De manière plus secondaire, de nombreux autres domaines sont évoqués. Les nombreuses grèves sont illustrées par des dossiers complets depuis 1936. Le préfet supervise le ravitaillement à la fin des années 1940, les voyages officiels en Algérie de 1930 à 1961. Les affaires communales lui sont régulièrement rapportées. L'action sociale, la pauvreté, les secours financiers aux particuliers, les associations, très actives, la santé, le séisme d'Orléansville en 1954, les pélerinages à La Mecque, les prêts de semences aux indigènes, les tournées d'information cinématographique de la population organisées par le gouvernement général, sont également des préoccupations du préfet. Les suspicions de corruption ou de malversations de caïds ou gardes-champêtres sont nombreuses de 1945 à 1948. Un petit dossier de 1961 montre le souci des autorités pour les garanties à accorder aux Européens, pour la période qui suivra l'indépendance.

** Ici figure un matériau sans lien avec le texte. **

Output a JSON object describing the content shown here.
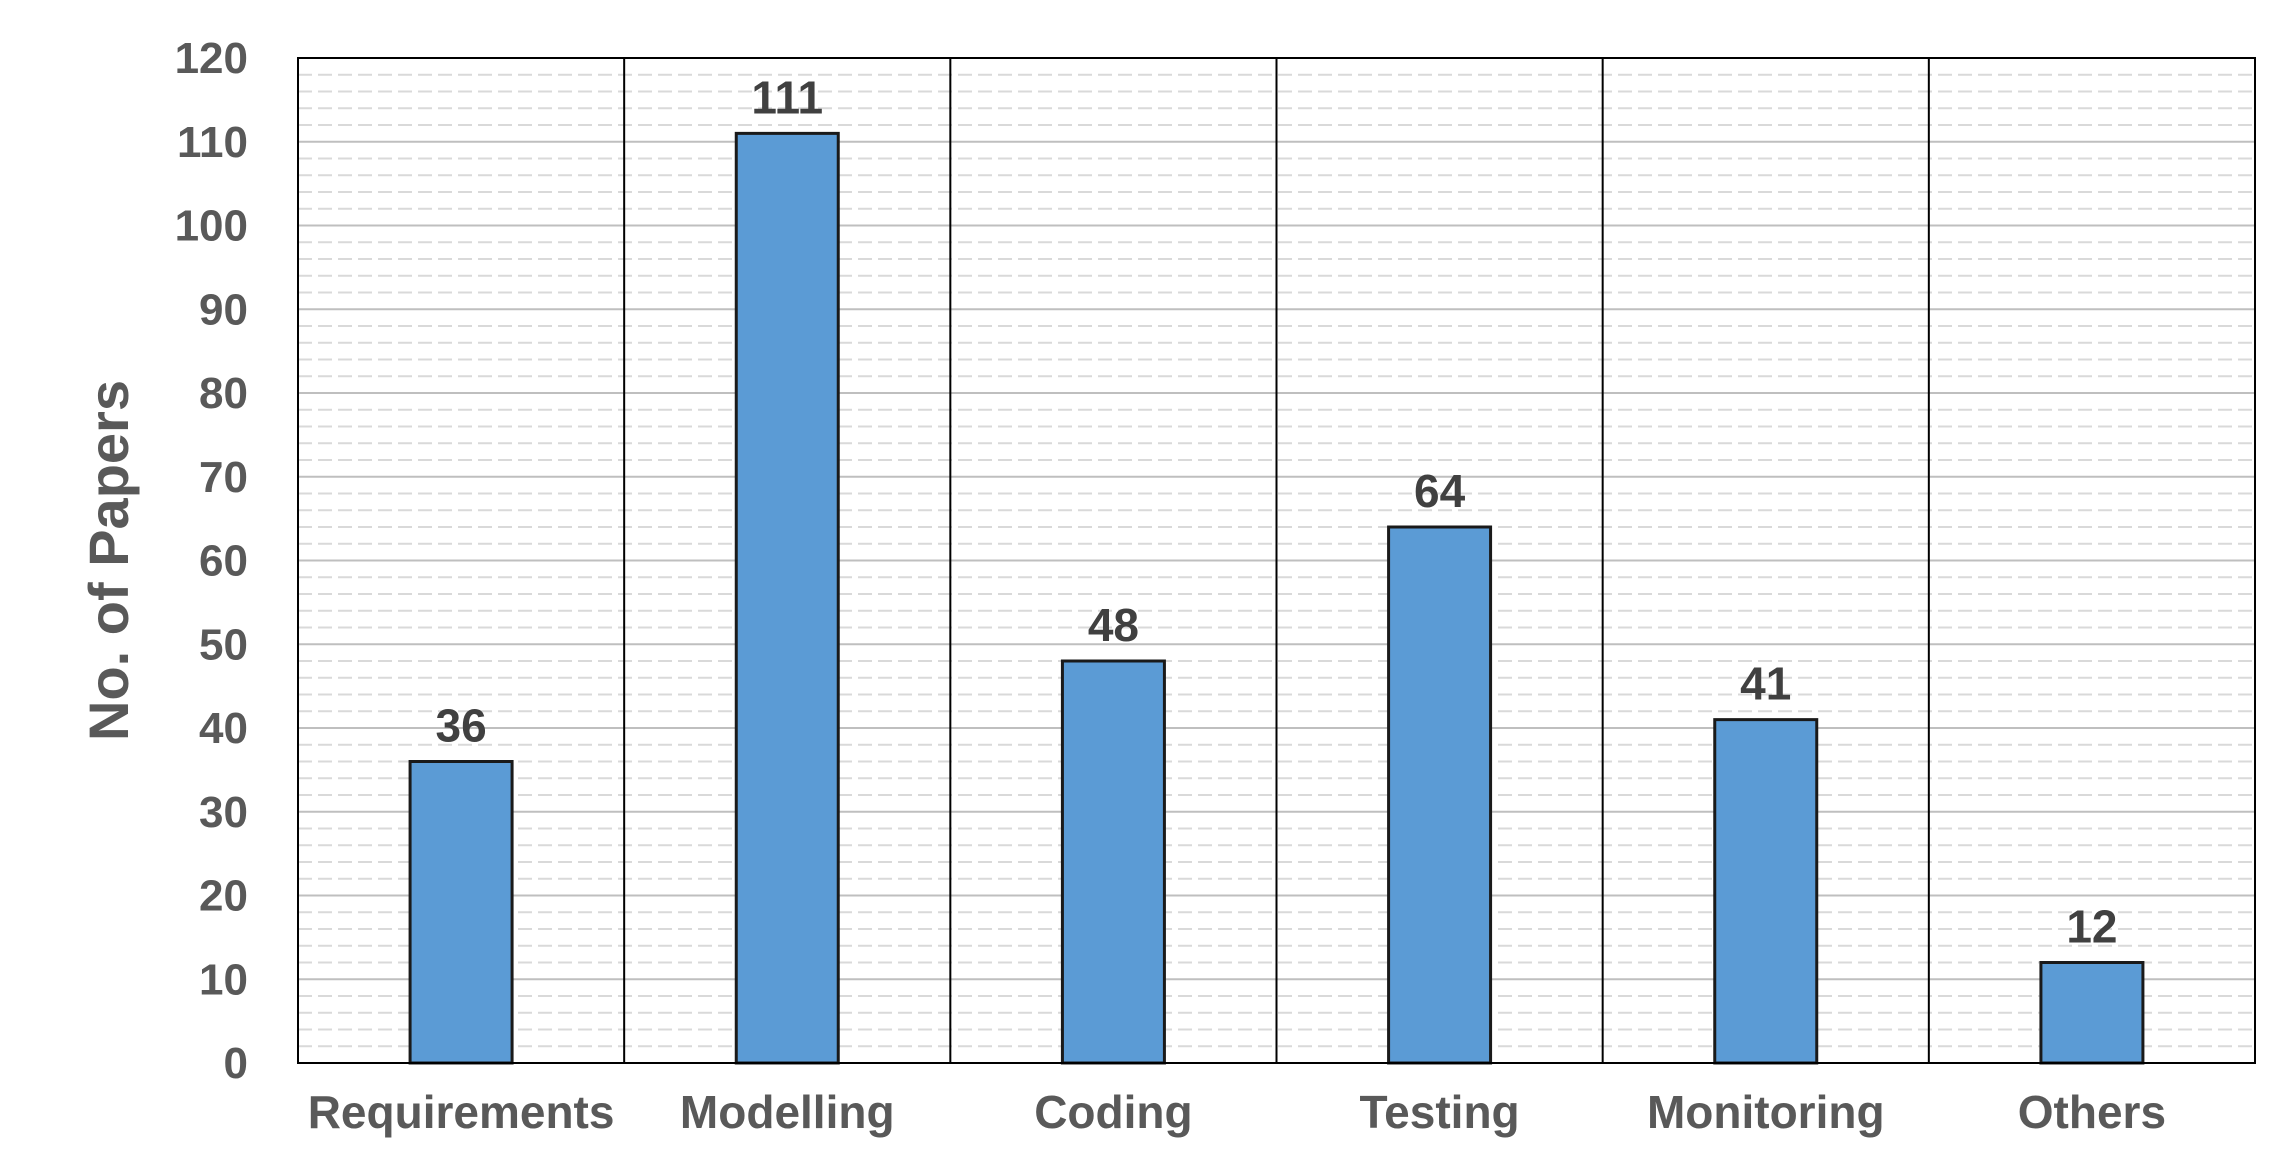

Les documents les plus fréquents sont des rapports : les collections des rapports du préfet au délégué général, des rapports adressés au préfet par les sous-préfets, les administrateurs de communes mixtes, la police (commissariats de police et Renseignements généraux), la gendarmerie, l'armée, le service chargé des questions islamiques (et même des bulletins relatant l'état d'esprit, la radio et la presse en 1939-1940) sont une mine d'informations. Hormis quelques types de documents particuliers (arrêtés d'interdiction de presse et journaux saisis, interventions de notables auprès du préfet, enquêtes sur les candidats à la fonction publique, autorisations de taxis ou de cafés maures), on rencontre essentiellement des notes, courriers, télégrammes, circulaires, parfois en fin de période avec d'intéressantes annotations manuscrites du général Massu ou du préfet Chapel. Les photographies présentes dans les dossiers ont été signalées systématiquement. Les chronos du courrier départ du préfet sont conservés de 1944 à 1956, ceux des télégrammes sont antérieurs (1936).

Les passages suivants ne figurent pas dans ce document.